Fixed two issues with nested functions as template alias parameters.

Fixes #131 (GitHub).

gen/nested.cpp

@@ -193,6 +193,14 @@ void DtoResolveNestedContext(Loc loc, ClassDeclaration *decl, LLValue *value)
 
     // store into right location
     if (!llvm::dyn_cast<llvm::UndefValue>(nest)) {
+        // Need to make sure the declaration has already been resolved, because
+        // when multiple source files are specified on the command line, the
+        // frontend sometimes adds "nested" (i.e. a template in module B
+        // instantiated from module A with a type from module A instantiates
+        // another template from module B) into the wrong module, messing up
+        // our codegen order.
+        DtoResolveDsymbol(decl);
+
         size_t idx = decl->vthis->ir.irField->index;
         LLValue* gep = DtoGEPi(value,0,idx,".vthis");
         DtoStore(DtoBitCast(nest, gep->getType()->getContainedType(0)), gep);

gen/tollvm.cpp

@@ -324,18 +324,28 @@ LLGlobalValue::LinkageTypes DtoLinkage(Dsymbol* sym)
         assert(0 && "not global/function");
     }
 
-    // The following breaks for nested naked functions and the implicitly
-    // generated __require/__ensure functions for in/out contracts. The reason
+    // If the function needs to be defined in the current module, check if it
+    // is a nested function and we can declare it as internal.
+    bool canInternalize = mustDefine;
+
+    // Nested naked functions and the implicitly generated __require/__ensure
+    // functions for in/out contracts cannot be internalized.

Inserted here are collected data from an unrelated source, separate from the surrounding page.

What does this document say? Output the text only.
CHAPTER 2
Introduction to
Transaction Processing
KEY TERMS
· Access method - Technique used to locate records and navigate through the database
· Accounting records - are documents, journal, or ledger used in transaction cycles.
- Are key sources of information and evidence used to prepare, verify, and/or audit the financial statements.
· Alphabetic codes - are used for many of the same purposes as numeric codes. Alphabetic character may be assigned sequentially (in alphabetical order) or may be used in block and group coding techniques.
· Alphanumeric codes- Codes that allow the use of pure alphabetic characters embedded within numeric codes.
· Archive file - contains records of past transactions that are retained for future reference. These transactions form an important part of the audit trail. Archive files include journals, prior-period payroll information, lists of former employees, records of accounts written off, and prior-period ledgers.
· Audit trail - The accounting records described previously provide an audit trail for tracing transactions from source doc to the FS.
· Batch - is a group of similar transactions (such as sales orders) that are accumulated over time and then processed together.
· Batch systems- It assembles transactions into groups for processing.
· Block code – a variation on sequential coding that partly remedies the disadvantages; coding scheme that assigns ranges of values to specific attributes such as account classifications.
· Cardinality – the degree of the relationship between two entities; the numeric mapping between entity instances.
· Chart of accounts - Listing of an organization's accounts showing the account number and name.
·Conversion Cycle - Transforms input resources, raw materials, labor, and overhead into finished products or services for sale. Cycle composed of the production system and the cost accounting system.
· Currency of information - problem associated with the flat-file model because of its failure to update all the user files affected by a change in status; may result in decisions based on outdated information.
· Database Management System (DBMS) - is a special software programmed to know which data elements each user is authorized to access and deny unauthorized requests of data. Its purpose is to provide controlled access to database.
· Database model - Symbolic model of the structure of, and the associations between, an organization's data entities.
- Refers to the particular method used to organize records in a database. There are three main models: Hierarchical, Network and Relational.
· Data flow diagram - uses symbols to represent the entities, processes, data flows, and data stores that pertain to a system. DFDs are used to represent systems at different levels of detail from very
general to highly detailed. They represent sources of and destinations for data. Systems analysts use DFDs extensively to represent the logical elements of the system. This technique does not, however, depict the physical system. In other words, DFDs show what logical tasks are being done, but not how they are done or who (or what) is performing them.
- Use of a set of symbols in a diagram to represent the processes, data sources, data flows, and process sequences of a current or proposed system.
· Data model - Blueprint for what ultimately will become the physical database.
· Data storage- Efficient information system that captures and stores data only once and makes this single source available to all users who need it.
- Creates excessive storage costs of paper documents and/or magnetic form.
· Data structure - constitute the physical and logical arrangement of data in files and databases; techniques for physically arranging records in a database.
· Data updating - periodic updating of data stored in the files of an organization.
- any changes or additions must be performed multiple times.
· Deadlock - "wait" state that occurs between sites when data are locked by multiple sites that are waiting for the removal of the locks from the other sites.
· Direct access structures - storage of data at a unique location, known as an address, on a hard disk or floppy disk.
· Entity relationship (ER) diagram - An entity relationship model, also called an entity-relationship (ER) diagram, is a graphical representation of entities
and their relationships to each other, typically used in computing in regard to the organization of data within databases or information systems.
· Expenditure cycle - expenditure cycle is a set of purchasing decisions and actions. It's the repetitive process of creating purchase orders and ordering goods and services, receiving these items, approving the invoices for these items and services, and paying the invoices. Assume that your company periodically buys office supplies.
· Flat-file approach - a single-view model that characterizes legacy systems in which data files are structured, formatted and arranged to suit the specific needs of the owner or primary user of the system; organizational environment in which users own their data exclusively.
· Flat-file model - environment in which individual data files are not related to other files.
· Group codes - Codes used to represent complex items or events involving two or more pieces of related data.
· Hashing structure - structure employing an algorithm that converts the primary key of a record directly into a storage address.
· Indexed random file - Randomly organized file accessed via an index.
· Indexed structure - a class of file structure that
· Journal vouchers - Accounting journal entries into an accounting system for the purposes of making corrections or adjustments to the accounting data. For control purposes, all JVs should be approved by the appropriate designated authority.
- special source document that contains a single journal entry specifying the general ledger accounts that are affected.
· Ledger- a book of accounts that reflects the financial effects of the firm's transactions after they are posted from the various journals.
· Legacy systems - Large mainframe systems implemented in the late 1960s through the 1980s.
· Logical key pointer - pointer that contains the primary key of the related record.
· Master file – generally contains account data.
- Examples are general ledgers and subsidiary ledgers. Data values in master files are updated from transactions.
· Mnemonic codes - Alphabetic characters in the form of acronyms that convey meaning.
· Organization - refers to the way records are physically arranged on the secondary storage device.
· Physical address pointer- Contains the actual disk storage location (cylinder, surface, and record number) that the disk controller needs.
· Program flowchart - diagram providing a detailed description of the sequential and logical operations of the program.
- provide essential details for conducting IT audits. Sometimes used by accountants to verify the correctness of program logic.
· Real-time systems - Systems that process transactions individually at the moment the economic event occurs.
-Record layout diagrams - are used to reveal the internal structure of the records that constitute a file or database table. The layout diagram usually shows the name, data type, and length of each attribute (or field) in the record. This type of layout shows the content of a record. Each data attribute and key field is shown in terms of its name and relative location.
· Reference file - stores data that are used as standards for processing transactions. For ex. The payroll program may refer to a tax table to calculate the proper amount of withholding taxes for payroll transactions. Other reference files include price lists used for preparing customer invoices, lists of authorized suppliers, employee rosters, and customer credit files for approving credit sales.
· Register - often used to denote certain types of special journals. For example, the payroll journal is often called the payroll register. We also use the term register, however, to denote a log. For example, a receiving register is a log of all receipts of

The reason
     // for the latter is that contract functions, despite being nested, can be
     // referenced from other D modules e.g. in the case of contracts on
     // interface methods (where __require/__ensure are emitted to the module
     // where the interface is declared, but an actual interface implementation
     // can be in a completely different place).
-    bool skipNestedCheck = !mustDefine;
-    if (!skipNestedCheck)
+    if (canInternalize)
+    {
         if (FuncDeclaration* fd = sym->isFuncDeclaration())
-            skipNestedCheck = (fd->naked != 0) ||
-                (fd->ident == Id::require) || (fd->ident == Id::ensure);
+        {
+            if ((fd->naked != 0) ||
+                (fd->ident == Id::require) || (fd->ident == Id::ensure))
+            {
+                canInternalize = false;
+            }
+        }
+    }
 
     // Any symbol nested in a function that cannot be inlined can't be
     // referenced directly from outside that function, so we can give
@@ -350,11 +360,26 @@ LLGlobalValue::LinkageTypes DtoLinkage(Dsymbol* sym)
     // ---
     // if instances get emitted in multiple object files because they'd use
     // different instances of 'i'.
-    if (!skipNestedCheck) {
-        for (Dsymbol* parent = sym->parent; parent ; parent = parent->parent) {
+    // TODO: Check if we are giving away too much inlining potential due to
+    // canInline being overly conservative here.
+    if (canInternalize)
+    {
+        for (Dsymbol* parent = sym->parent; parent ; parent = parent->parent)
+        {
             FuncDeclaration *fd = parent->isFuncDeclaration();
             if (fd && !fd->canInline(fd->needThis()))
-                return llvm::GlobalValue::InternalLinkage;
+            {
+                // We also cannot internalize nested functions which are
+                // leaked to the outside via a templated return type, because
+                // that type will also be codegen'd in any caller modules (see
+                // GitHub issue #131).
+                // Since we can't easily determine if this is really the case
+                // here, just don't internalize it if the parent returns a
+                // template at all, to be safe.
+                TypeFunction* tf = static_cast<TypeFunction*>(fd->type);
+                if (!DtoIsTemplateInstance(tf->next->toDsymbol(fd->scope)))
+                    return llvm::GlobalValue::InternalLinkage;
+            }
         }
     }